If I hit ok - we just move on. PS works fine.

I have uninstalled and reinstalled PS - but it is still there. Probably something in the registry.

Any ideas?


----------



## Hal P Anderson (Feb 26, 2016)

Somebody found a workaround:
%CCX_START_PANEL_NAME Extension Could Not Be Lo... | Adobe Community
Turning off the start screen in preferences will probablly solve your problem.


----------



## Jimmsp (Feb 26, 2016)

Hal - thanks. This seemed to work (at least once). Is still is a bit puzzling on why it suddenly popped up; and that a reinstall did not fix it.


----------



## Hal P Anderson (Feb 26, 2016)

Yeah, I know. All anybody has found are workarounds. Why you and not me?


----------



## Jimmsp (Feb 27, 2016)

Hal P Anderson said:


> Yeah, I know. All anybody has found are workarounds. Why you and not me?

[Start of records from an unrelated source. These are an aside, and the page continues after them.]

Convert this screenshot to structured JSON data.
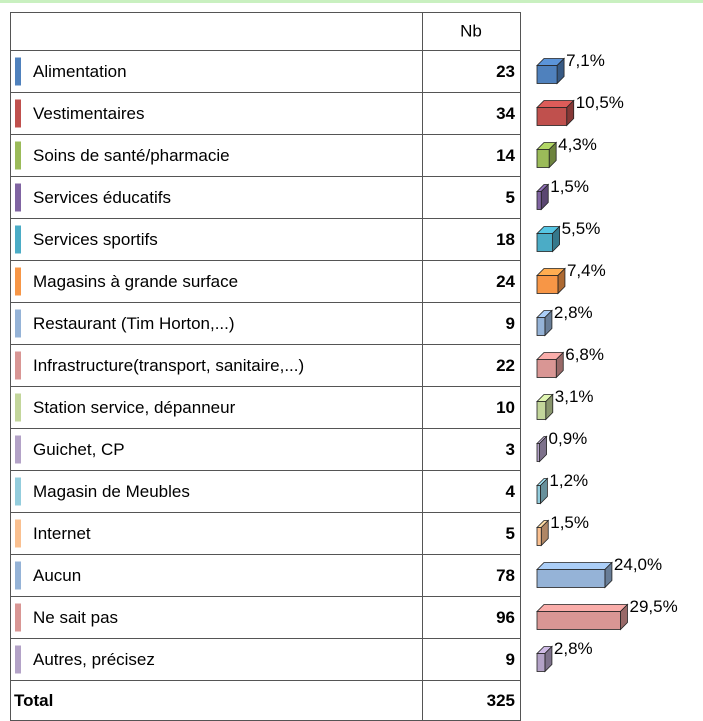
{
  "table": {
    "header": "Nb",
    "rows": [
      {
        "label": "Alimentation",
        "count": 23,
        "percent": 7.1,
        "percent_label": "7,1%",
        "color": "#4f81bd"
      },
      {
        "label": "Vestimentaires",
        "count": 34,
        "percent": 10.5,
        "percent_label": "10,5%",
        "color": "#c0504d"
      },
      {
        "label": "Soins de santé/pharmacie",
        "count": 14,
        "percent": 4.3,
        "percent_label": "4,3%",
        "color": "#9bbb59"
      },
      {
        "label": "Services éducatifs",
        "count": 5,
        "percent": 1.5,
        "percent_label": "1,5%",
        "color": "#8064a2"
      },
      {
        "label": "Services sportifs",
        "count": 18,
        "percent": 5.5,
        "percent_label": "5,5%",
        "color": "#4bacc6"
      },
      {
        "label": "Magasins à grande surface",
        "count": 24,
        "percent": 7.4,
        "percent_label": "7,4%",
        "color": "#f79646"
      },
      {
        "label": "Restaurant (Tim Horton,...)",
        "count": 9,
        "percent": 2.8,
        "percent_label": "2,8%",
        "color": "#95b3d7"
      },
      {
        "label": "Infrastructure(transport, sanitaire,...)",
        "count": 22,
        "percent": 6.8,
        "percent_label": "6,8%",
        "color": "#d99694"
      },
      {
        "label": "Station service, dépanneur",
        "count": 10,
        "percent": 3.1,
        "percent_label": "3,1%",
        "color": "#c3d69b"
      },
      {
        "label": "Guichet, CP",
        "count": 3,
        "percent": 0.9,
        "percent_label": "0,9%",
        "color": "#b3a2c7"
      },
      {
        "label": "Magasin de Meubles",
        "count": 4,
        "percent": 1.2,
        "percent_label": "1,2%",
        "color": "#93cddd"
      },
      {
        "label": "Internet",
        "count": 5,
        "percent": 1.5,
        "percent_label": "1,5%",
        "color": "#fac090"
      },
      {
        "label": "Aucun",
        "count": 78,
        "percent": 24.0,
        "percent_label": "24,0%",
        "color": "#95b3d7"
      },
      {
        "label": "Ne sait pas",
        "count": 96,
        "percent": 29.5,
        "percent_label": "29,5%",
        "color": "#d99694"
      },
      {
        "label": "Autres, précisez",
        "count": 9,
        "percent": 2.8,
        "percent_label": "2,8%",
        "color": "#b3a2c7"
      }
    ],
    "total": {
      "label": "Total",
      "count": 325
    }
  }
}
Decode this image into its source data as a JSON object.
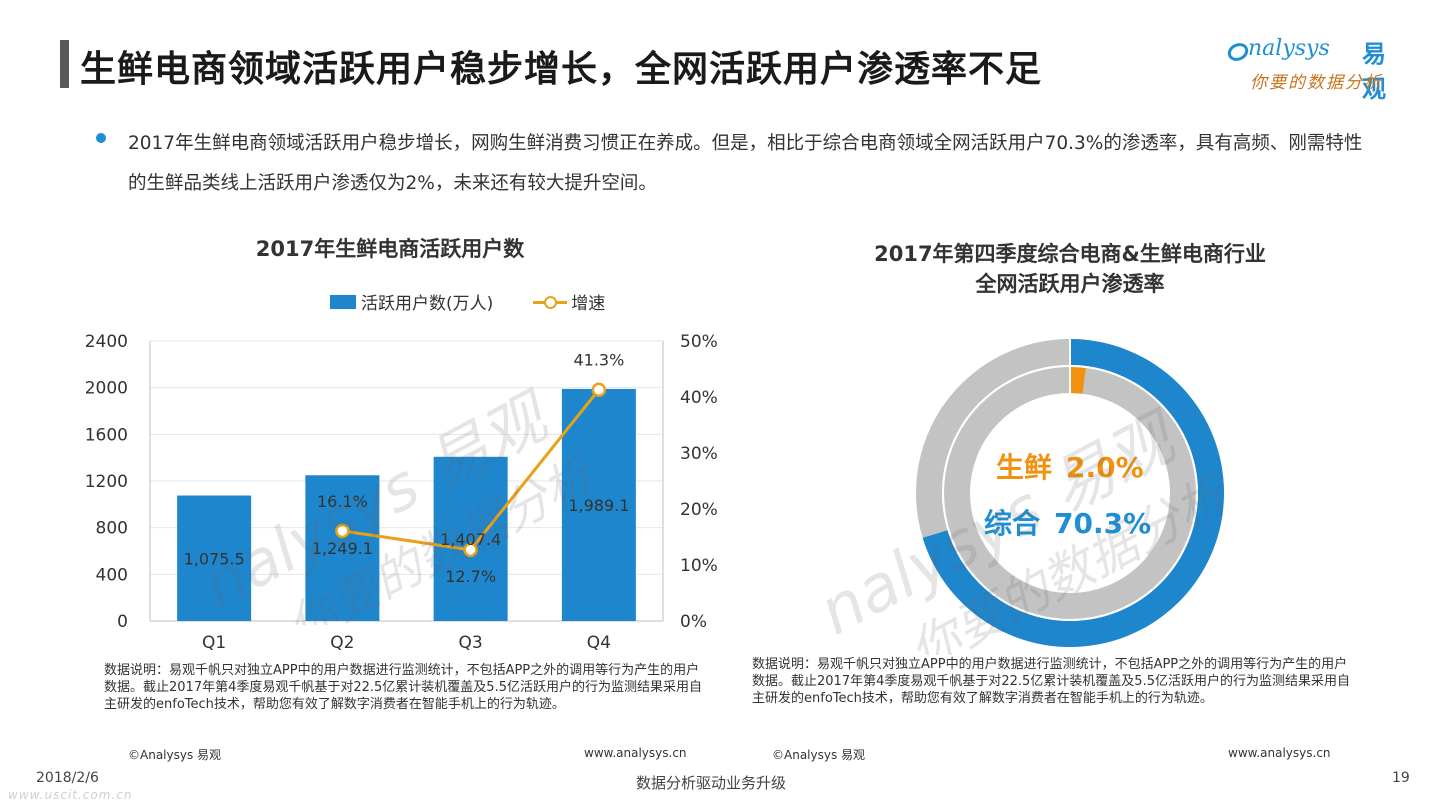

I'm also dealing with a weird windows issue I will post on a pc forum elsewhere - on 3 different machines I have lost internet connectivity and had to restore to a point 2 weeks in the past to fix it. I blame it on Windows 10.


----------



## clee01l (Feb 27, 2016)

Jimmsp said:


> I'm also dealing with a weird windows issue ... I blame it on Windows 10.


Windows 10 has been a relatively painless upgrade from most people and has been widely adopted with little complaint. It has been out long enough to have any of the initial rough edges polished off. Win10 is the last place I would point the blame finger.


----------



## Jimmsp (Feb 27, 2016)

clee01l said:


> Windows 10 has been a relatively painless upgrade from most people and has been widely adopted with little complaint. It has been out long enough to have any of the initial rough edges polished off. Win10 is the last place I would point the blame finger.


I understand, as I have been on Win 10 for quite some time. But when the issue affects a pc on ethernet and not others at the same time, and when some fixes I have found on the internet point to a Winsock corruption and subsequent reset I get real suspicious.


----------



## Jimmsp (Feb 28, 2016)

clee01l said:


> Windows 10 has been a relatively painless upgrade from most people and has been widely adopted with little complaint. It has been out long enough to have any of the initial rough edges polished off. Win10 is the last place I would point the blame finger.


Just in case this issue pops up for you or others, take a look at this Win 10 forum on this problem.
Solved One or more network protocols are missing, solution - Windows 10 Forums


----------